Annual festive event in New Zealand

The Royal Easter Show is an event held annually during Easter in Auckland, New Zealand. It was first held in 1843 and since then has included agricultural events, art exhibitions, live entertainment, sporting events, rides, sideshows, a marketplace and circuses. The show is held at the Auckland Showgrounds in Epsom. Due to the COVID-19 pandemic in New Zealand, the show was not held in 2020 or 2021.

== History ==
The Royal Easter Show was first held in 1843.
In 2013, the show featured the largest ferris wheel in Auckland's history. The free event in 2014 attracted more than 130,000 attendees. In 2016, hundreds of people claimed that they would boycott the show after pictures of injured animals were shared. The free event in 2019 offered farm animals, FMX shows, a Looney Tunes Live Show, rides and a performance by Tiki Taane.

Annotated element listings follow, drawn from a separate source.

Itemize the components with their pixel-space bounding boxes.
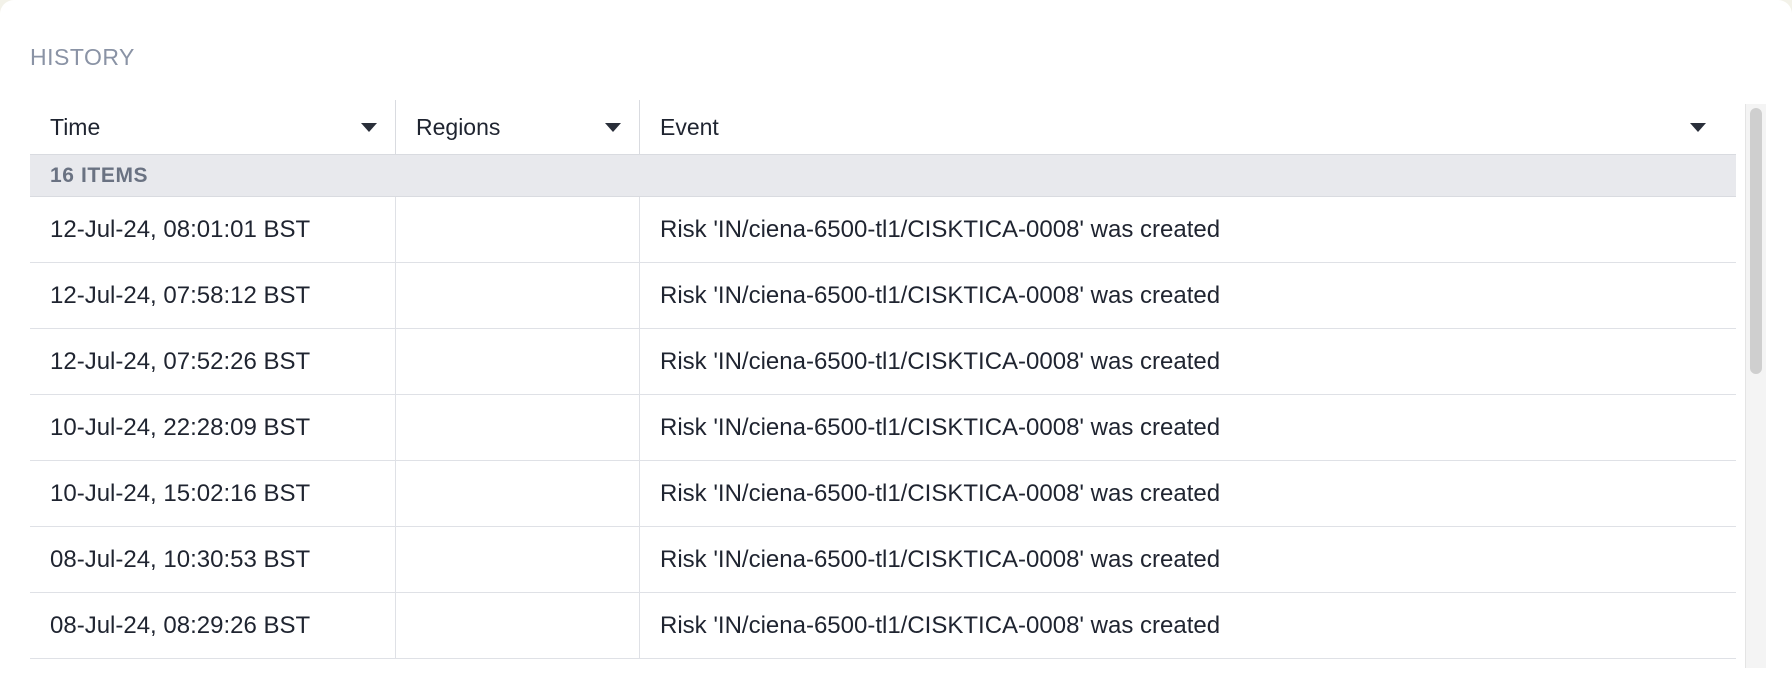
event-cell: Risk 'IN/ciena-6500-tl1/CISKTICA-0008' w…: [639, 263, 1736, 328]
event-cell: Risk 'IN/ciena-6500-tl1/CISKTICA-0008' w…: [639, 395, 1736, 460]
event-cell: Risk 'IN/ciena-6500-tl1/CISKTICA-0008' w…: [639, 197, 1736, 262]
column-header-label: Regions: [416, 114, 501, 140]
section-title: HISTORY: [30, 44, 135, 70]
table-row[interactable]: 12-Jul-24, 08:01:01 BST Risk 'IN/ciena-6…: [30, 197, 1736, 263]
scrollbar-thumb[interactable]: [1750, 108, 1762, 374]
column-header-label: Event: [660, 114, 719, 140]
time-cell: 10-Jul-24, 22:28:09 BST: [50, 414, 311, 441]
time-cell: 12-Jul-24, 07:58:12 BST: [50, 282, 311, 309]
regions-cell: [395, 395, 639, 460]
history-table: Time Regions Event 16 ITEMS 12-Jul-24, 0…: [30, 100, 1736, 668]
regions-cell: [395, 197, 639, 262]
time-cell: 12-Jul-24, 07:52:26 BST: [50, 348, 311, 375]
event-cell: Risk 'IN/ciena-6500-tl1/CISKTICA-0008' w…: [639, 593, 1736, 658]
chevron-down-icon[interactable]: [605, 123, 621, 132]
regions-cell: [395, 329, 639, 394]
chevron-down-icon[interactable]: [361, 123, 377, 132]
table-row[interactable]: 08-Jul-24, 08:29:26 BST Risk 'IN/ciena-6…: [30, 593, 1736, 659]
history-panel: HISTORY Time Regions Event 16 ITEMS 12-J…: [0, 0, 1792, 688]
group-header[interactable]: 16 ITEMS: [30, 155, 1736, 197]
time-cell: 12-Jul-24, 08:01:01 BST: [50, 216, 311, 243]
time-cell: 10-Jul-24, 15:02:16 BST: [50, 480, 311, 507]
table-row[interactable]: 12-Jul-24, 07:52:26 BST Risk 'IN/ciena-6…: [30, 329, 1736, 395]
regions-cell: [395, 593, 639, 658]
time-cell: 08-Jul-24, 10:30:53 BST: [50, 546, 311, 573]
chevron-down-icon[interactable]: [1690, 123, 1706, 132]
table-row[interactable]: 10-Jul-24, 15:02:16 BST Risk 'IN/ciena-6…: [30, 461, 1736, 527]
regions-cell: [395, 263, 639, 328]
regions-cell: [395, 461, 639, 526]
column-header-time[interactable]: Time: [30, 100, 395, 154]
column-header-label: Time: [50, 114, 101, 140]
column-header-regions[interactable]: Regions: [395, 100, 639, 154]
event-cell: Risk 'IN/ciena-6500-tl1/CISKTICA-0008' w…: [639, 329, 1736, 394]
regions-cell: [395, 527, 639, 592]
column-header-event[interactable]: Event: [639, 100, 1736, 154]
time-cell: 08-Jul-24, 08:29:26 BST: [50, 612, 311, 639]
table-row[interactable]: 08-Jul-24, 10:30:53 BST Risk 'IN/ciena-6…: [30, 527, 1736, 593]
table-row[interactable]: 10-Jul-24, 22:28:09 BST Risk 'IN/ciena-6…: [30, 395, 1736, 461]
table-header: Time Regions Event: [30, 100, 1736, 155]
event-cell: Risk 'IN/ciena-6500-tl1/CISKTICA-0008' w…: [639, 461, 1736, 526]
vertical-scrollbar[interactable]: [1745, 104, 1766, 668]
table-row[interactable]: 12-Jul-24, 07:58:12 BST Risk 'IN/ciena-6…: [30, 263, 1736, 329]
event-cell: Risk 'IN/ciena-6500-tl1/CISKTICA-0008' w…: [639, 527, 1736, 592]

The 2020 show, scheduled for 9 –13 April, was cancelled due to crowd restrictions introduced to combat the COVID-19 pandemic in New Zealand. This was only the second time in 177 years that the show was not held.
The 2021 show was also cancelled.

== Competitions and awards ==
The Royal Easter Show is host to the Wine Awards, New Zealand's longest-running wine competition, and therefore also one of the most competitive. also hosted are the Art Awards, New Zealand's largest open art competition.